While Fellmann et al., Hrubá et al., and Cada et al. did not report beneficial outcomes of ITG pretreatment compared to the control group, none of the included studies report detrimental effects of ITG either [12, 13, 16]. Even so, one may well argue that the subjective benefits of a prehabilitation strategy outweigh its effects on objective test outcomes, and since ITG pretreatment may be cumbersome for patients and does involve investment of healthcare resources, it is doubtful whether its use as a prehabilitation technique is justified in vestibular schwannoma patients based on the available evidence at present. The literature, however, is sparse, and our search only retrieved 4 articles, which all suffer from a degree of bias.
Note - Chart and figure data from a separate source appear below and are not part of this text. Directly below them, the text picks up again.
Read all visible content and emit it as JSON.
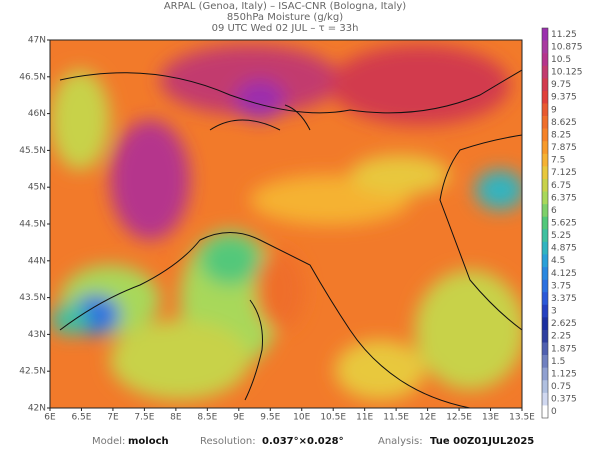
{
  "header": {
    "line1": "ARPAL (Genoa, Italy)  –  ISAC-CNR (Bologna, Italy)",
    "line2": "850hPa Moisture (g/kg)",
    "line3": "09 UTC Wed 02 JUL  –  τ = 33h"
  },
  "map": {
    "lon_labels": [
      "6E",
      "6.5E",
      "7E",
      "7.5E",
      "8E",
      "8.5E",
      "9E",
      "9.5E",
      "10E",
      "10.5E",
      "11E",
      "11.5E",
      "12E",
      "12.5E",
      "13E",
      "13.5E"
    ],
    "lat_labels": [
      "47N",
      "46.5N",
      "46N",
      "45.5N",
      "45N",
      "44.5N",
      "44N",
      "43.5N",
      "43N",
      "42.5N",
      "42N"
    ]
  },
  "colorbar": {
    "levels": [
      11.25,
      10.875,
      10.5,
      10.125,
      9.75,
      9.375,
      9,
      8.625,
      8.25,
      7.875,
      7.5,
      7.125,
      6.75,
      6.375,
      6,
      5.625,
      5.25,
      4.875,
      4.5,
      4.125,
      3.75,
      3.375,
      3,
      2.625,
      2.25,
      1.875,
      1.5,
      1.125,
      0.75,
      0.375,
      0
    ],
    "colors": [
      "#9b2fae",
      "#a83aa0",
      "#b5348c",
      "#c23a6e",
      "#d23a4e",
      "#e0403a",
      "#e85a30",
      "#ef6e2a",
      "#f58228",
      "#f79a2a",
      "#f5b232",
      "#e8c83c",
      "#c8d24a",
      "#a8d85a",
      "#7ed06a",
      "#52c87a",
      "#3ec0a0",
      "#30b4c0",
      "#2aa0d8",
      "#2a88e0",
      "#2a70e0",
      "#2a58d8",
      "#2440c0",
      "#1c30a0",
      "#3040a0",
      "#5060b0",
      "#7080c0",
      "#90a0d0",
      "#b0c0e0",
      "#d0d8f0",
      "#ffffff"
    ]
  },
  "footer": {
    "model_label": "Model:",
    "model": "moloch",
    "resolution_label": "Resolution:",
    "resolution": "0.037°×0.028°",
    "analysis_label": "Analysis:",
    "analysis": "Tue 00Z01JUL2025"
  }
}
Future research is needed to evaluate the efficacy of ITG in VS patients, either as a prehabilitation strategy or as standalone therapy for dizziness, preferably using more comparable study designs and a uniform set of outcome measures, both objective and subjective.

Conclusion

In this systematic review, we find that the posturography test, SVH and the OKN test report a more pronounced deterioration of the peripheral vestibular function after ITG pretreatment in VS patients, when compared to control groups that did not receive ITG, post-surgery. Theoretically, this deterioration is the desired effect and may help alleviate the vestibular symptoms after VS microsurgery. However, subjective vestibular evaluations do not show better resolution of vestibular symptoms after VS surgery of patients pretreated with ITG when compared to controls. However, to fully elucidate the effect of ITG in VS patients, more research is needed, preferably using more uniform objective and subjective outcome measures including the duration of the follow-up (for example, 3–6 months).